ChatGPT and Artificial Intelligence
Today, any discussion of artificial intelligence is bound to include ChatGPT, the ubiquitous chatbot built on the GPT of OpenAI Large Language Models (LLM). But how can you meet the demands of this generative AI technology in your data center?
The chatbot was launched at the end of the year 2022 and is making waves with its content generation capabilities. People use ChatGPT and bots from other competitors GPT to get answers to complex questions and automate tasks like writing software code and producing marketing copy.

According to Statista, data and trends portal. It took only 5 days to ChatGPT reach one million users. Something that other giant companies like Netflix, Airbnb or Spotify struggled to reach rapidly.
But with all the possibilities inherent to this technology of Generative AI, it has been difficult to use fundamental models to their full potential. Most models out there have been trained on publicly available data, making them less than ideal for specific business applications, such as querying sensitive internal documents.
Building large language models: a costly affair within data centers
The task of creating a Large Language Model or LLM, such as GPT-3 or GPT-4, requires several steps, starting with compute-intensive training that requires hundreds, if not thousands, of expensive GPUs clustered on data center servers over several weeks or months.
Datacenters must have certifications to be able to host advanced computing systems, such as certification Tier III of the Uptime Institute or greater. Today, DataTrust It is the only TIER III commercial data center for El Salvador.
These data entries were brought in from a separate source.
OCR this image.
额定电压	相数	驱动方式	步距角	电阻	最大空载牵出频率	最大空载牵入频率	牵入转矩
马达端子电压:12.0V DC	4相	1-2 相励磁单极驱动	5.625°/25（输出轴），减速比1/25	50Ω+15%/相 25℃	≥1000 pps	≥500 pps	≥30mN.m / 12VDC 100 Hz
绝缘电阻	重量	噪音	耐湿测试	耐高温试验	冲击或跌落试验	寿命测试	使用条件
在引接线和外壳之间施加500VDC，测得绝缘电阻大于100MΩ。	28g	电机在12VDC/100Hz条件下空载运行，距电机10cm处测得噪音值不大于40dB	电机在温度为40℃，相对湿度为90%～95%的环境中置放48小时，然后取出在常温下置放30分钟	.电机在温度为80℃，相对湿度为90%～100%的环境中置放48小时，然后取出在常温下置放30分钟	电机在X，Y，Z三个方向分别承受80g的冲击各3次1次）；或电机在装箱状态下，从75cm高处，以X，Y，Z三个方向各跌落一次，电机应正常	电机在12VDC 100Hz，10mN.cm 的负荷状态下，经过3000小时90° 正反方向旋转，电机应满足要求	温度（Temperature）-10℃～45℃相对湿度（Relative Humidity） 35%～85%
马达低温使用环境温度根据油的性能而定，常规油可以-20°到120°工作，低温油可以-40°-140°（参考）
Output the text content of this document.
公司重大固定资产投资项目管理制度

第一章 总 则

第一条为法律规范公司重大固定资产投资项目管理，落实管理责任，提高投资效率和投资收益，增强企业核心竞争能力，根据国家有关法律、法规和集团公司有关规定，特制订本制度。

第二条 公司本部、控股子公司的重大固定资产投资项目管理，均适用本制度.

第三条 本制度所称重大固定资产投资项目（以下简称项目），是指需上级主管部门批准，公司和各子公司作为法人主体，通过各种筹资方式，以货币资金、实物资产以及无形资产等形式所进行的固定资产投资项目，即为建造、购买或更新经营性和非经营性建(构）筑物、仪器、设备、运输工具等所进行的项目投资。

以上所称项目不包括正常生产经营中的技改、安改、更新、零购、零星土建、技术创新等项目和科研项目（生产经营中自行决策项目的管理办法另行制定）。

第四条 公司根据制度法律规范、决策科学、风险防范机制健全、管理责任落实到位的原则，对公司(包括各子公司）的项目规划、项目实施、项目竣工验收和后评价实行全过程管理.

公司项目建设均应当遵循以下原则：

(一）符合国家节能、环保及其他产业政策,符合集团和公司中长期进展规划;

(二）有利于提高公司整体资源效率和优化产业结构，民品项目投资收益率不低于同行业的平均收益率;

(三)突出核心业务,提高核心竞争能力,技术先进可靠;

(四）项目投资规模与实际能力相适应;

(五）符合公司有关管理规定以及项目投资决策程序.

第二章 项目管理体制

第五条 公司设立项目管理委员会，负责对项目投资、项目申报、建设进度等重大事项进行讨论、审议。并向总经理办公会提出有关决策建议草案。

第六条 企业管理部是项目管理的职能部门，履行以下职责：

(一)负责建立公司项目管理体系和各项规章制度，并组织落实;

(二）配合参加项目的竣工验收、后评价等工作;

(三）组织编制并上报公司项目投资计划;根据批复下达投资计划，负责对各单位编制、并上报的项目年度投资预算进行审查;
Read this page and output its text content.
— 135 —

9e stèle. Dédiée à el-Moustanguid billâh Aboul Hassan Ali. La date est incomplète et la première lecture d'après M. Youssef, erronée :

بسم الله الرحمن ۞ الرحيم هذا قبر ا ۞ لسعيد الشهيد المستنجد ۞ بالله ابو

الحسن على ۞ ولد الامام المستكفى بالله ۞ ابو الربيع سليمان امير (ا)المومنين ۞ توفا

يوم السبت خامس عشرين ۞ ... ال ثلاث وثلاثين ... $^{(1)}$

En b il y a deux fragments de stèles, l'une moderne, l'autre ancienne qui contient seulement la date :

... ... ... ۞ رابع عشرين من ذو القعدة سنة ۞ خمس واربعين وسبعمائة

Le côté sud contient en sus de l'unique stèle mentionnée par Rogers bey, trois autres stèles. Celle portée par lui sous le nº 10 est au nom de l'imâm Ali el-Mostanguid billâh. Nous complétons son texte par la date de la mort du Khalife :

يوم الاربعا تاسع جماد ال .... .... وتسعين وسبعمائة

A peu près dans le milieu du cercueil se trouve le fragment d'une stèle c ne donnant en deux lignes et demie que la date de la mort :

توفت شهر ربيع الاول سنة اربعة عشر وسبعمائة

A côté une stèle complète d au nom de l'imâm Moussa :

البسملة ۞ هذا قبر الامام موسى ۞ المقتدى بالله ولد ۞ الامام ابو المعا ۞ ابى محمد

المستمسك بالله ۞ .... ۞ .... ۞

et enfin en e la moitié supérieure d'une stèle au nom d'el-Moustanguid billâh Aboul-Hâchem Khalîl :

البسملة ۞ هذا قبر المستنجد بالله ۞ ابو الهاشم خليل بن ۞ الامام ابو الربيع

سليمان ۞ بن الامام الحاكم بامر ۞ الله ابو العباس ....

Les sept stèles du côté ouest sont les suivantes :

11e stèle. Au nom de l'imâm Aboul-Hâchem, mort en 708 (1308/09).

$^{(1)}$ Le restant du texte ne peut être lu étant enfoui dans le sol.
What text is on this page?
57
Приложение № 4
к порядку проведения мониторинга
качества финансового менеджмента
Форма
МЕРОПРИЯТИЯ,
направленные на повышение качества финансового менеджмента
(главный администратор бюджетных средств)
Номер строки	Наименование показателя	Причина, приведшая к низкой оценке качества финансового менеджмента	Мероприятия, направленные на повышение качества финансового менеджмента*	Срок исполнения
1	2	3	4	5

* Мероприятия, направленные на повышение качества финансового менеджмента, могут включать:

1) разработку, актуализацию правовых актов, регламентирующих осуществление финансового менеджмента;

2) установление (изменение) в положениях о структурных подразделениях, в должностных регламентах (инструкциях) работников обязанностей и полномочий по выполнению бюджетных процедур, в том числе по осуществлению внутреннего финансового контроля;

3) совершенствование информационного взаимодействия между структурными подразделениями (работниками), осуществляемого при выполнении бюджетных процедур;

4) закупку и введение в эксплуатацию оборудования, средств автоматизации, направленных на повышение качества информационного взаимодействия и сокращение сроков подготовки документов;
«Initial training requires a very significant amount of computing power. For example, the model BLOOM, a 176 billion parameter open source alternative to GPT-3, required 117 days of training on a cluster of 384 GPUs. This is roughly equivalent to 120 years of GPU,” – Julien Simon of Hugging Face during a Venturebeat interview

According Julien Simon of Hugging Face, as the size of the model increases, the amount of GPU necessary to train and retrain it.
Google, for example, had to connect 6,144 chips to train its model PaLM of 540 billion parameters. The process also requires expertise in advanced training techniques and tools (such as Microsoft DeepSpeed and Nvidia MegaTron-LM), which may not be readily available in the organization.

After training is complete, these chips are required to perform inference on the model continuously, further increasing the cost. To put it in perspective, using just 500 Nvidia DGX A100 multi-GPU servers, which are commonly used for training and inference LLM, at $199,000 each would mean spending around $100 million on the project.
In addition to this, the additional power consumption and thermal output coming from the servers will increase the total cost of ownership.
This is a big investment in data center infrastructure, especially for companies that are not AI organizations and are just looking to LLM to accelerate certain business use cases.
Bloomberg GPT: The ideal approach to a certified data center for the AI era
Unless a company has unique, high-quality data sets that can create a model with a strong competitive advantage that is worth the investment, the best way forward is to adjust the LLM existing open source solutions for specific use cases for the organization’s own data, such as corporate documents, customer emails, etc.
A good counterexample is the model BloombergGPT, a 50 billion parameter model trained by Bloomberg from scratch.
Bloomber GPT is crowned as one of the first machine learning languages oriented to Finance
Tuning, on the other hand, is a much lighter process that will require only a fraction of the time, budget and effort. The Hugging Face center is an Artificial Intelligence (AI) firm that reached a market value of 4.5 billion dollars, in whose investment Google, Amazon, Nvidia, Salesforce, AMD, Intel, IBM y Qualcomm.
“Initially, we relied on a cloud-hosted MLOps infrastructure, which allowed us to focus on developing our technology rather than managing hardware,” said Bars Juhasz, CTO and co-founder of content generator Undetectable AI. “As we’ve grown and our solution architecture has matured beyond the early stages of rapid R&D, it now makes sense to explore local model hosting.”
Cloud platforms like AWS, Google Cloud, or DataTrust Cloud continue to offer expanded training options, now supporting not only NVIDIA GPUs but also those from AMD and Intel.
However, in scenarios where local laws or regulations restrict cloud usage, the default choice becomes on-premises deployment using accelerated hardware such as GPUs.